Kabule göre de; 492 sayılı Harçlar Kanunu'na bağlı (I) sayılı tarifenin, "Yargı Harçları" başlığı altında düzenlenen "Karar ve ilam harcı" başlıklı III. kısmının 1. fıkrasında, konusu belli bir değerle ilgili bulunan davalarda esas hakkında karar verilmesi halinde hüküm altına alınan anlaşmazlık konusu değer üzerinden tarifede gösterilen oranda nispi karar ve ilam harcı; 2-(a) fıkrasında ise, 1'inci fıkra dışında kalan davalarla, taraf teşkiline imkan bulunmayan davalarda verilen esas hakkındaki kararlar ve davanın reddi kararlarında maktu karar ve ilam harcı alınacağı hükme bağlanmıştır.
Bu durumda; konusu belli bir değerle ilgili bulunan davada esas hakkında karar verilmesi halinde nispi harç alınacağı; usule ilişkin nihai kararlarla, davanın konusuz kalması halinde verilecek kararlarda ise maktu harç alınacağı kuşkusuzdur.
Somut olayda; bölge adliye mahkemesince, dava konusu alacağın 11.132.302,80 TL’lik kısmı yargılama aşamasında tahsil edildiğinden, konusuz kalan bahse konu miktar üzerinden davalılar aleyhine maktu karar ve ilam harcına hükmedilmesi gerekirken; yanılgılı değerlendirme ile nispi karar ve ilam harcı alınmış olması usul ve kanuna aykırıdır.
3) Bozma nedenine göre davalılar vekilinin sair temyiz itirazlarının bu aşamada incelenmesine gerek görülmemiştir.

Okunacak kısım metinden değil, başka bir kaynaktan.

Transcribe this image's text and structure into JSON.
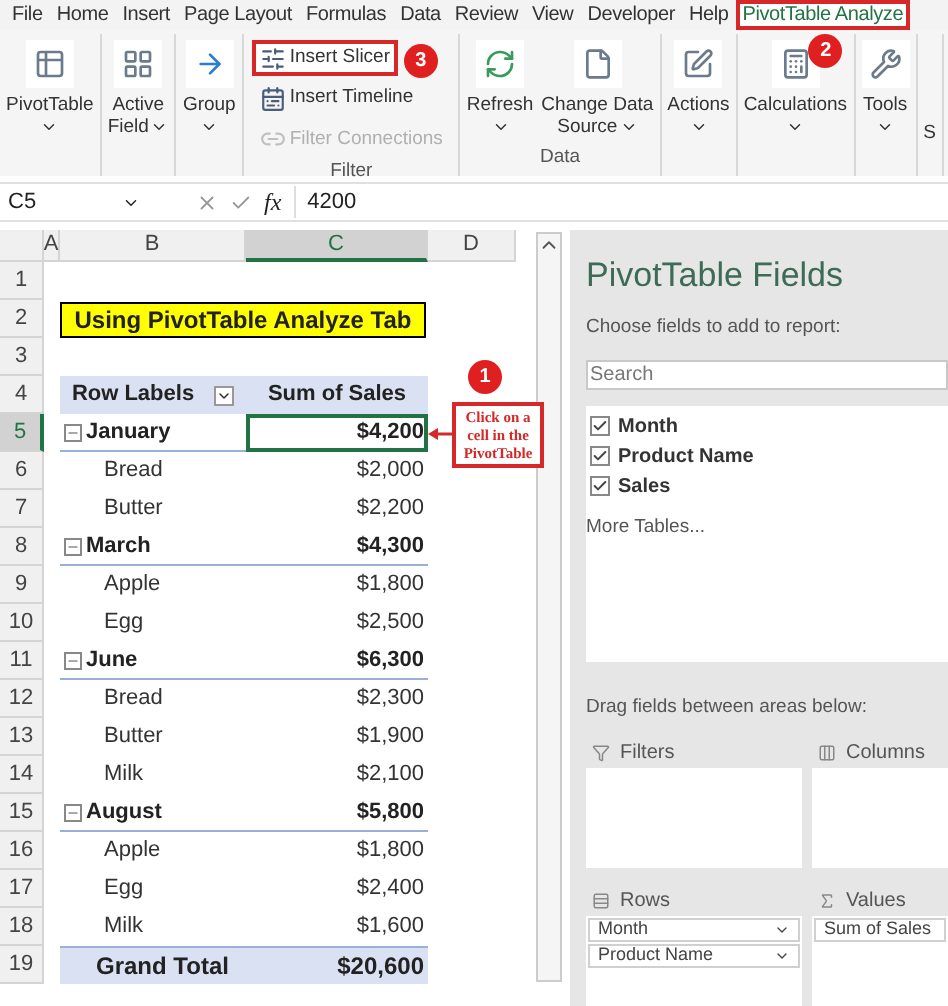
{
  "menu_tabs": [
    {
      "label": "File",
      "selected": false,
      "highlighted": false
    },
    {
      "label": "Home",
      "selected": false,
      "highlighted": false
    },
    {
      "label": "Insert",
      "selected": false,
      "highlighted": false
    },
    {
      "label": "Page Layout",
      "selected": false,
      "highlighted": false
    },
    {
      "label": "Formulas",
      "selected": false,
      "highlighted": false
    },
    {
      "label": "Data",
      "selected": false,
      "highlighted": false
    },
    {
      "label": "Review",
      "selected": false,
      "highlighted": false
    },
    {
      "label": "View",
      "selected": false,
      "highlighted": false
    },
    {
      "label": "Developer",
      "selected": false,
      "highlighted": false
    },
    {
      "label": "Help",
      "selected": false,
      "highlighted": false
    },
    {
      "label": "PivotTable Analyze",
      "selected": true,
      "highlighted": true,
      "badge": "2"
    }
  ],
  "ribbon_groups": [
    {
      "buttons": [
        {
          "kind": "large",
          "lines": [
            "PivotTable"
          ],
          "dropdown": true
        }
      ]
    },
    {
      "buttons": [
        {
          "kind": "large",
          "lines": [
            "Active",
            "Field"
          ],
          "dropdown": true
        }
      ]
    },
    {
      "buttons": [
        {
          "kind": "large",
          "lines": [
            "Group"
          ],
          "dropdown": true
        }
      ]
    },
    {
      "label": "Filter",
      "buttons": [
        {
          "kind": "small",
          "lines": [
            "Insert Slicer"
          ],
          "disabled": false,
          "highlighted": true,
          "badge": "3"
        },
        {
          "kind": "small",
          "lines": [
            "Insert Timeline"
          ],
          "disabled": false,
          "highlighted": false
        },
        {
          "kind": "small",
          "lines": [
            "Filter Connections"
          ],
          "disabled": true,
          "highlighted": false
        }
      ]
    },
    {
      "label": "Data",
      "buttons": [
        {
          "kind": "large",
          "lines": [
            "Refresh"
          ],
          "dropdown": true
        },
        {
          "kind": "large",
          "lines": [
            "Change Data",
            "Source"
          ],
          "dropdown": true
        }
      ]
    },
    {
      "buttons": [
        {
          "kind": "large",
          "lines": [
            "Actions"
          ],
          "dropdown": true
        }
      ]
    },
    {
      "buttons": [
        {
          "kind": "large",
          "lines": [
            "Calculations"
          ],
          "dropdown": true
        }
      ]
    },
    {
      "buttons": [
        {
          "kind": "large",
          "lines": [
            "Tools"
          ],
          "dropdown": true
        }
      ]
    },
    {
      "buttons": [
        {
          "kind": "cut",
          "lines": [
            "S"
          ]
        }
      ]
    }
  ],
  "formula_bar": {
    "name_box": "C5",
    "function_label": "fx",
    "value": "4200"
  },
  "columns": [
    {
      "label": "A",
      "selected": false
    },
    {
      "label": "B",
      "selected": false
    },
    {
      "label": "C",
      "selected": true
    },
    {
      "label": "D",
      "selected": false
    }
  ],
  "rows": [
    {
      "number": "1",
      "selected": false,
      "kind": "blank"
    },
    {
      "number": "2",
      "selected": false,
      "kind": "title",
      "text": "Using PivotTable Analyze Tab"
    },
    {
      "number": "3",
      "selected": false,
      "kind": "blank"
    },
    {
      "number": "4",
      "selected": false,
      "kind": "header",
      "label": "Row Labels",
      "value": "Sum of Sales"
    },
    {
      "number": "5",
      "selected": true,
      "kind": "group",
      "label": "January",
      "value": "$4,200"
    },
    {
      "number": "6",
      "selected": false,
      "kind": "item",
      "label": "Bread",
      "value": "$2,000"
    },
    {
      "number": "7",
      "selected": false,
      "kind": "item",
      "label": "Butter",
      "value": "$2,200"
    },
    {
      "number": "8",
      "selected": false,
      "kind": "group",
      "label": "March",
      "value": "$4,300"
    },
    {
      "number": "9",
      "selected": false,
      "kind": "item",
      "label": "Apple",
      "value": "$1,800"
    },
    {
      "number": "10",
      "selected": false,
      "kind": "item",
      "label": "Egg",
      "value": "$2,500"
    },
    {
      "number": "11",
      "selected": false,
      "kind": "group",
      "label": "June",
      "value": "$6,300"
    },
    {
      "number": "12",
      "selected": false,
      "kind": "item",
      "label": "Bread",
      "value": "$2,300"
    },
    {
      "number": "13",
      "selected": false,
      "kind": "item",
      "label": "Butter",
      "value": "$1,900"
    },
    {
      "number": "14",
      "selected": false,
      "kind": "item",
      "label": "Milk",
      "value": "$2,100"
    },
    {
      "number": "15",
      "selected": false,
      "kind": "group",
      "label": "August",
      "value": "$5,800"
    },
    {
      "number": "16",
      "selected": false,
      "kind": "item",
      "label": "Apple",
      "value": "$1,800"
    },
    {
      "number": "17",
      "selected": false,
      "kind": "item",
      "label": "Egg",
      "value": "$2,400"
    },
    {
      "number": "18",
      "selected": false,
      "kind": "item",
      "label": "Milk",
      "value": "$1,600"
    },
    {
      "number": "19",
      "selected": false,
      "kind": "total",
      "label": "Grand Total",
      "value": "$20,600"
    }
  ],
  "callout": {
    "badge": "1",
    "text": "Click on a cell in the PivotTable"
  },
  "field_panel": {
    "title": "PivotTable Fields",
    "subtitle": "Choose fields to add to report:",
    "search_placeholder": "Search",
    "fields": [
      {
        "label": "Month",
        "checked": true
      },
      {
        "label": "Product Name",
        "checked": true
      },
      {
        "label": "Sales",
        "checked": true
      }
    ],
    "more_tables": "More Tables...",
    "drag_hint": "Drag fields between areas below:",
    "areas": [
      {
        "name": "Filters"
      },
      {
        "name": "Columns"
      },
      {
        "name": "Rows",
        "items": [
          "Month",
          "Product Name"
        ]
      },
      {
        "name": "Values",
        "items": [
          "Sum of Sales"
        ]
      }
    ]
  }
}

SONUÇ: Yukarıda birinci bentte açıklanan nedenlerle davacı vekilinin temyiz dilekçesinin REDDİNE, ikinci bentte açıklanan nedenlerle 6100 sayılı HMK'nın 371 inci maddesi uyarınca temyiz olunan bölge adliye mahkemesi kararının davalı yararına BOZULMASINA, HMK'nın 373 üncü maddesinin ikinci fıkrası uyarınca dava dosyasının kararı veren bölge adliye mahkemesine gönderilmesine, üçüncü bentte açıklanan nedenlerle davalılar vekilinin sair temyiz itirazlarının incelenmesine şimdilik yer olmadığına, peşin alınan temyiz harcının istek halinde temyiz edenlere iadesine, 3.815 TL Yargıtay duruşması vekalet ücretinin davacıdan alınıp davalılara verilmesine, 21/06/2022 tarihinde oy birliği ile karar verildi.